En fond de scène, le public est assis en hauteur sur une tribune. On recense sept femmes et cinq hommes. Des demi-colonnes, ornées de rideaux, supportent cette tribune d’où les spectateurs observent les danseurs. Au centre on aperçoit une lyre, posée sur un socle.
Au centre et au premier plan un homme et deux femmes dansent.
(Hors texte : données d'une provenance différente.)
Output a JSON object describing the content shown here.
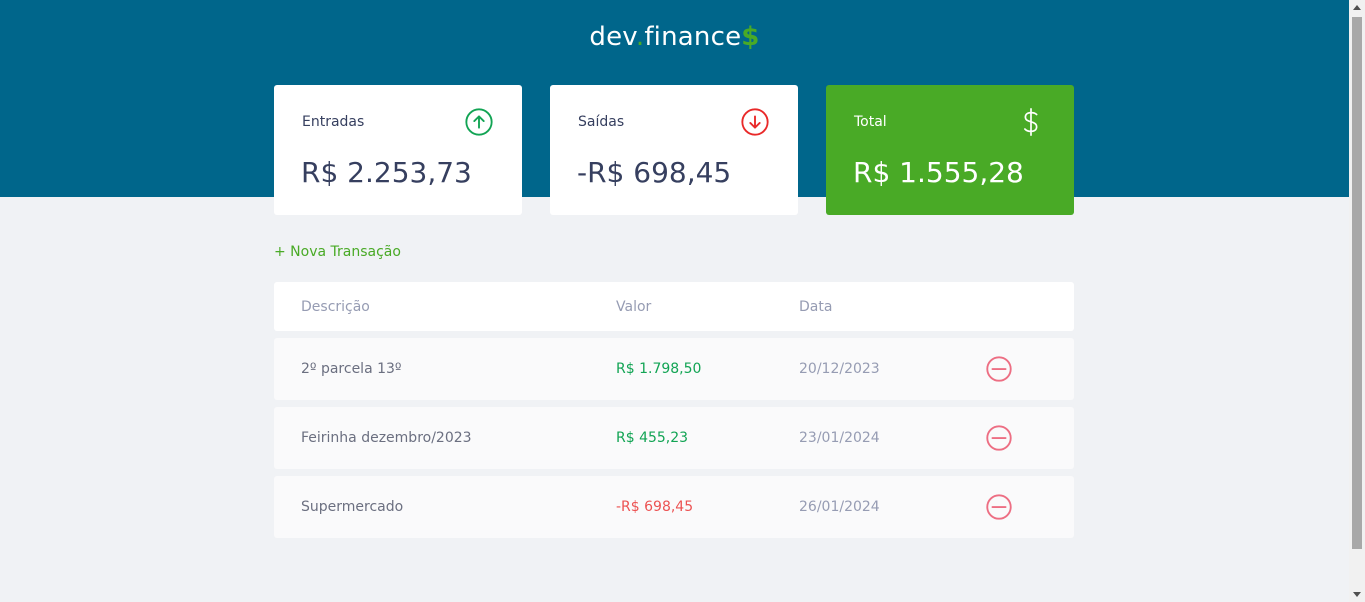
{
  "header": {
    "logo_dev": "dev",
    "logo_dot": ".",
    "logo_finance": "finance",
    "logo_dollar": "$"
  },
  "cards": [
    {
      "label": "Entradas",
      "value": "R$ 2.253,73",
      "icon": "arrow-up-circle-icon",
      "color": "#12a454"
    },
    {
      "label": "Saídas",
      "value": "-R$ 698,45",
      "icon": "arrow-down-circle-icon",
      "color": "#e92929"
    },
    {
      "label": "Total",
      "value": "R$ 1.555,28",
      "icon": "dollar-icon",
      "color": "#ffffff"
    }
  ],
  "new_transaction_label": "+ Nova Transação",
  "table": {
    "headers": [
      "Descrição",
      "Valor",
      "Data"
    ],
    "rows": [
      {
        "description": "2º parcela 13º",
        "amount": "R$ 1.798,50",
        "date": "20/12/2023",
        "type": "income"
      },
      {
        "description": "Feirinha dezembro/2023",
        "amount": "R$ 455,23",
        "date": "23/01/2024",
        "type": "income"
      },
      {
        "description": "Supermercado",
        "amount": "-R$ 698,45",
        "date": "26/01/2024",
        "type": "expense"
      }
    ]
  },
  "colors": {
    "header_bg": "#00668b",
    "brand_green": "#49aa26",
    "income": "#12a454",
    "expense": "#e92929",
    "page_bg": "#f0f2f5"
  }
}
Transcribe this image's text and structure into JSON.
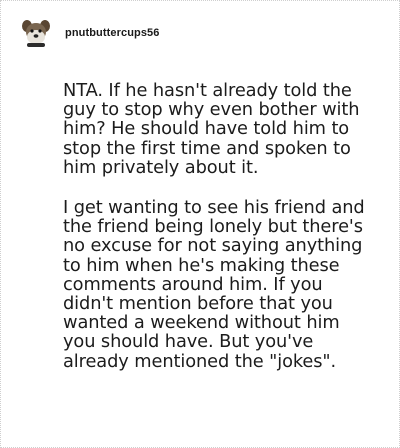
{
  "post": {
    "username": "pnutbuttercups56",
    "avatar_icon": "dog-avatar-icon",
    "paragraphs": [
      "NTA. If he hasn't already told the guy to stop why even bother with him? He should have told him to stop the first time and spoken to him privately about it.",
      "I get wanting to see his friend and the friend being lonely but there's no excuse for not saying anything to him when he's making these comments around him. If you didn't mention before that you wanted a weekend without him you should have. But you've already mentioned the \"jokes\"."
    ]
  },
  "colors": {
    "text": "#1c1c1c",
    "border": "#cfcfcf",
    "background": "#ffffff"
  }
}
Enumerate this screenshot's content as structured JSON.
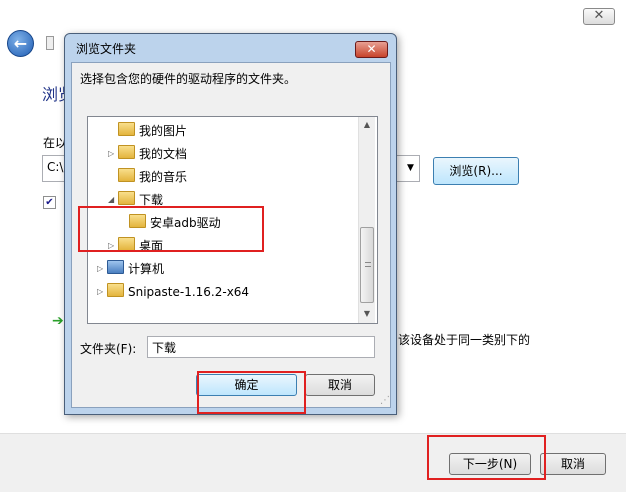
{
  "wizard": {
    "heading": "浏览",
    "search_label": "在以",
    "path_value": "C:\\",
    "device_text": "该设备处于同一类别下的",
    "next_label": "下一步(N)",
    "cancel_label": "取消",
    "browse_label": "浏览(R)..."
  },
  "dialog": {
    "title": "浏览文件夹",
    "close_glyph": "✕",
    "instruction": "选择包含您的硬件的驱动程序的文件夹。",
    "tree": [
      {
        "label": "我的图片",
        "level": 2,
        "expander": "none"
      },
      {
        "label": "我的文档",
        "level": 2,
        "expander": "collapsed"
      },
      {
        "label": "我的音乐",
        "level": 2,
        "expander": "none"
      },
      {
        "label": "下载",
        "level": 2,
        "expander": "expanded",
        "selected": true
      },
      {
        "label": "安卓adb驱动",
        "level": 3,
        "expander": "none"
      },
      {
        "label": "桌面",
        "level": 2,
        "expander": "collapsed"
      },
      {
        "label": "计算机",
        "level": 1,
        "expander": "collapsed"
      },
      {
        "label": "Snipaste-1.16.2-x64",
        "level": 1,
        "expander": "collapsed"
      }
    ],
    "folder_label": "文件夹(F):",
    "folder_value": "下载",
    "ok_label": "确定",
    "cancel_label": "取消"
  },
  "colors": {
    "highlight": "#e02020",
    "title_bar": "#bcd3ec",
    "heading_blue": "#1e3287"
  }
}
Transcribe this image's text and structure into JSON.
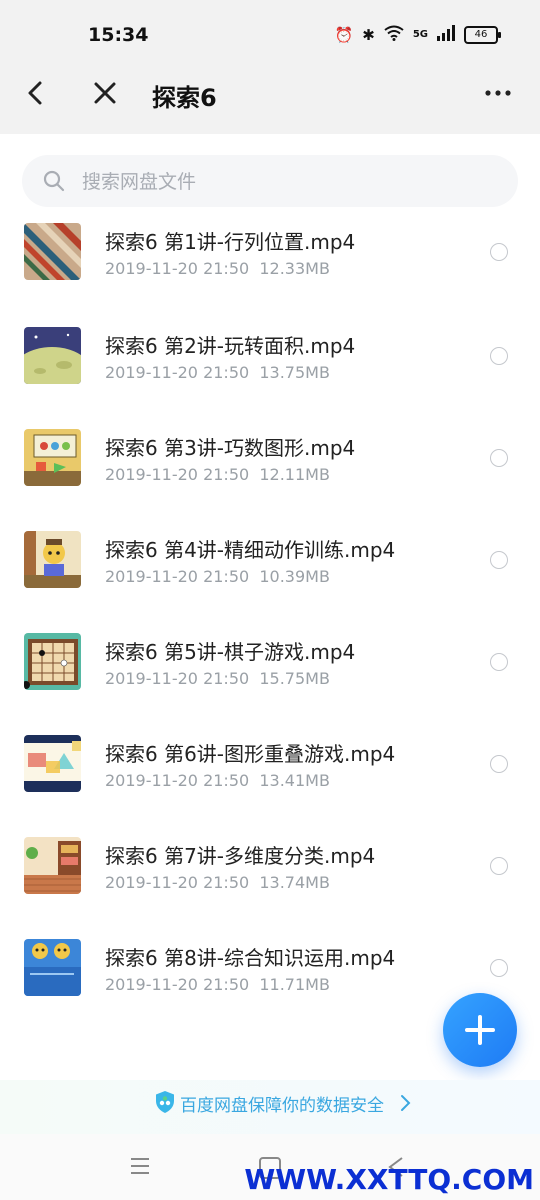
{
  "status": {
    "time": "15:34",
    "network": "5G",
    "battery": "46"
  },
  "header": {
    "title": "探索6"
  },
  "search": {
    "placeholder": "搜索网盘文件"
  },
  "files": [
    {
      "name": "探索6 第1讲-行列位置.mp4",
      "date": "2019-11-20  21:50",
      "size": "12.33MB"
    },
    {
      "name": "探索6 第2讲-玩转面积.mp4",
      "date": "2019-11-20  21:50",
      "size": "13.75MB"
    },
    {
      "name": "探索6 第3讲-巧数图形.mp4",
      "date": "2019-11-20  21:50",
      "size": "12.11MB"
    },
    {
      "name": "探索6 第4讲-精细动作训练.mp4",
      "date": "2019-11-20  21:50",
      "size": "10.39MB"
    },
    {
      "name": "探索6 第5讲-棋子游戏.mp4",
      "date": "2019-11-20  21:50",
      "size": "15.75MB"
    },
    {
      "name": "探索6 第6讲-图形重叠游戏.mp4",
      "date": "2019-11-20  21:50",
      "size": "13.41MB"
    },
    {
      "name": "探索6 第7讲-多维度分类.mp4",
      "date": "2019-11-20  21:50",
      "size": "13.74MB"
    },
    {
      "name": "探索6 第8讲-综合知识运用.mp4",
      "date": "2019-11-20  21:50",
      "size": "11.71MB"
    }
  ],
  "footer": {
    "safety_text": "百度网盘保障你的数据安全"
  },
  "watermark": "WWW.XXTTQ.COM",
  "colors": {
    "accent": "#2b8ff8",
    "fab": "#1e7bf5",
    "safety_text": "#3aa7e0"
  }
}
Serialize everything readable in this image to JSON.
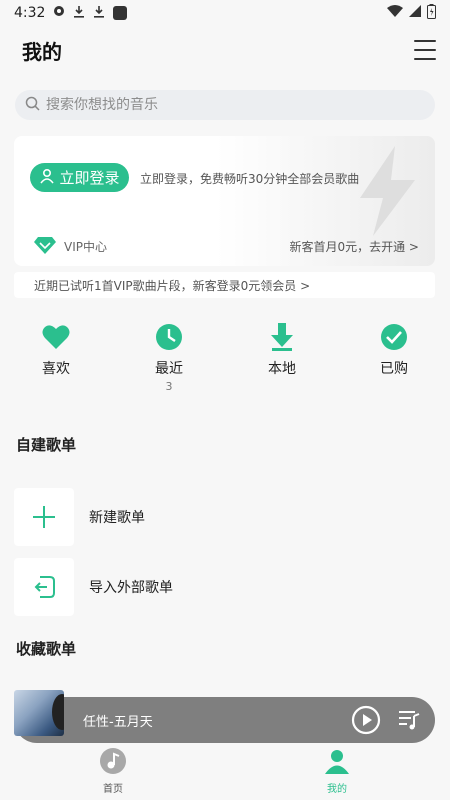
{
  "status": {
    "time": "4:32"
  },
  "header": {
    "title": "我的"
  },
  "search": {
    "placeholder": "搜索你想找的音乐"
  },
  "login_card": {
    "login_label": "立即登录",
    "description": "立即登录，免费畅听30分钟全部会员歌曲",
    "vip_label": "VIP中心",
    "vip_promo": "新客首月0元，去开通 >"
  },
  "notice": {
    "text": "近期已试听1首VIP歌曲片段，新客登录0元领会员 >"
  },
  "quick_actions": [
    {
      "label": "喜欢",
      "icon": "heart-icon"
    },
    {
      "label": "最近",
      "icon": "clock-icon",
      "count": "3"
    },
    {
      "label": "本地",
      "icon": "download-icon"
    },
    {
      "label": "已购",
      "icon": "check-icon"
    }
  ],
  "sections": {
    "self_created": "自建歌单",
    "collected": "收藏歌单"
  },
  "playlists": [
    {
      "label": "新建歌单",
      "icon": "plus-icon"
    },
    {
      "label": "导入外部歌单",
      "icon": "import-icon"
    }
  ],
  "player": {
    "song": "任性-五月天"
  },
  "tabs": [
    {
      "label": "首页",
      "icon": "music-note-icon",
      "active": false
    },
    {
      "label": "我的",
      "icon": "user-icon",
      "active": true
    }
  ],
  "colors": {
    "accent": "#2bbf8e",
    "text": "#222222",
    "background": "#f7f7f7"
  }
}
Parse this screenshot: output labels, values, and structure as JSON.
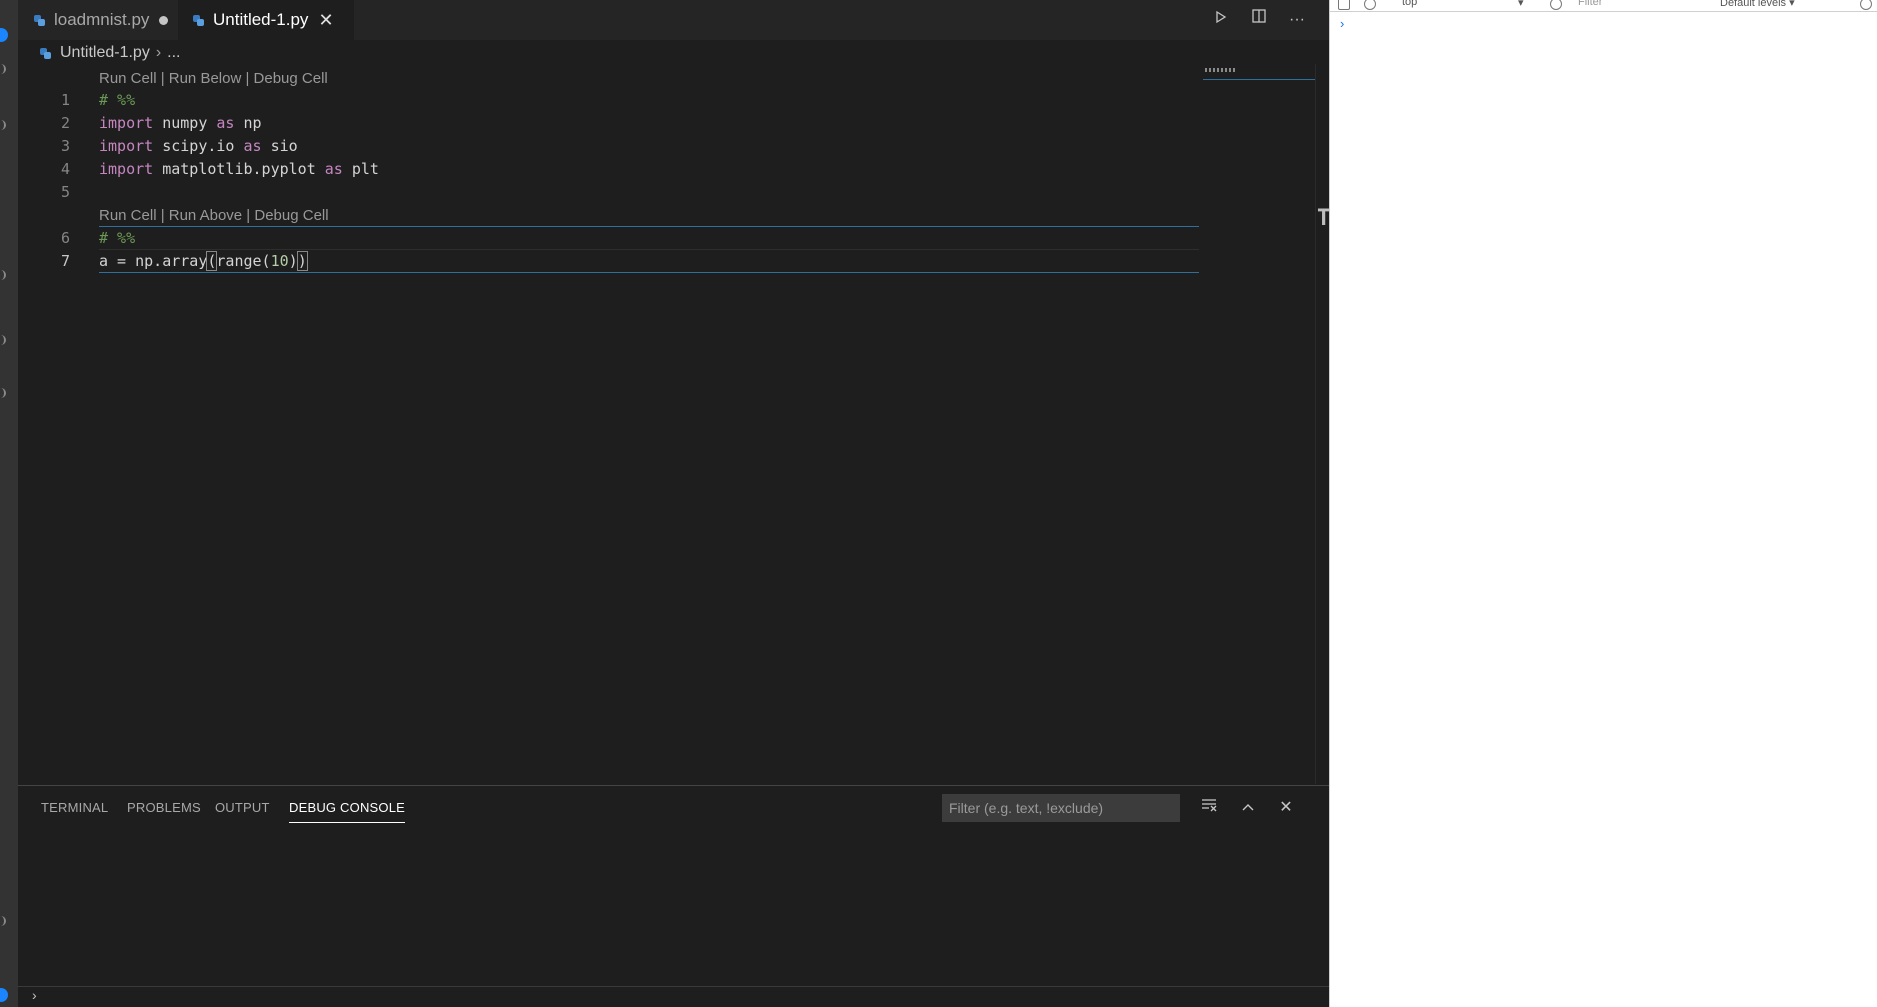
{
  "editor": {
    "tabs": [
      {
        "label": "loadmnist.py",
        "dirty": true,
        "active": false
      },
      {
        "label": "Untitled-1.py",
        "dirty": false,
        "active": true
      }
    ],
    "breadcrumb": {
      "file": "Untitled-1.py",
      "rest": "..."
    },
    "codelens": {
      "cell1": "Run Cell | Run Below | Debug Cell",
      "cell2": "Run Cell | Run Above | Debug Cell"
    },
    "lines": [
      {
        "n": "1",
        "text": "# %%"
      },
      {
        "n": "2",
        "text": "import numpy as np"
      },
      {
        "n": "3",
        "text": "import scipy.io as sio"
      },
      {
        "n": "4",
        "text": "import matplotlib.pyplot as plt"
      },
      {
        "n": "5",
        "text": ""
      },
      {
        "n": "6",
        "text": "# %%"
      },
      {
        "n": "7",
        "text": "a = np.array(range(10))"
      }
    ],
    "actions": {
      "run": "play-icon",
      "split": "split-editor-icon",
      "more": "more-icon"
    }
  },
  "panel": {
    "tabs": [
      "TERMINAL",
      "PROBLEMS",
      "OUTPUT",
      "DEBUG CONSOLE"
    ],
    "active_tab": "DEBUG CONSOLE",
    "filter_placeholder": "Filter (e.g. text, !exclude)"
  },
  "devtools": {
    "context": "top",
    "filter_placeholder": "Filter",
    "levels": "Default levels ▾",
    "prompt": "›"
  },
  "colors": {
    "editor_bg": "#1e1e1e",
    "keyword": "#c586c0",
    "comment": "#6a9955",
    "number": "#b5cea8",
    "accent": "#2f6f9f"
  }
}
Le danseur mouchète verticalement son pied droit derrière le mollet gauche (tandis que les danseurs précédents effectuaient ce mouvement à l’arrière du tibia droit). Il évolue sur la pointe gauche, ouverte en troisième au sol. Le mouvement, du genou au pied, est ouvert à la seconde. Néanmoins, cette ouverture n’est pas visible au niveau des hanches. Par conséquent le buste est légèrement tourné vers sa droite. Le danseur porte deux couronnes fleuries, positionnées au-dessus des têtes des deux danseuses.
La jeune femme de gauche effectue un dégagé de la jambe droite devant, pointe tendue. Le dégagé se fait sur la demi-pointe gauche ouverte en troisième position24. D’ailleurs l’ouverture de la jambe droite à partir de la hanche est très visible, bien que celle-ci soit masquée par la longue robe. La danseuse de droite fait un mouvement semblable, mais en symétrie. Elles dansent en tenant une guirlande fleurie, semblable à celle que tient Terpsichore en haut de l’image.
Nous pouvons noter des similitudes avec le brevet précédent datant lui aussi de 1809.
Les structures sont identiques : les brevets sont partagés en trois. En haut on aperçoit des nymphes ou des anges, des instruments de musique et des feuillages. Ces plateaux sont séparés de la scène principale par les maximes. Au milieu on assiste à la prestation dansée, tandis que la partie basse des documents est réservée au titre, au texte et aux signatures, ornée d’anges, de déesses et de fleurs pour le brevet n°2 et d’une nouvelle maxime pour le brevet n°3.
Les décors sont similaires : on retrouve les colonnes, les rideaux de scène, les feuillages et les fleurs sur les deux diplômes.
Les spectateurs sont placés en fond de scène, en demi-cercle, tandis que les danseurs évoluent, entourés des danseuses, au centre de la scène.
Au sommet du brevet n°3, Terpsichore et Euterpe sont reproduites. Elles sont personnalisées fort probablement sur le brevet n°2, à chaque extrémité de la scène : à gauche, figure la déesse de la musique, à droite celle de la danse. Terpsichore est également suggérée à deux reprises dans le cadre du bas du brevet, à gauche et à droite.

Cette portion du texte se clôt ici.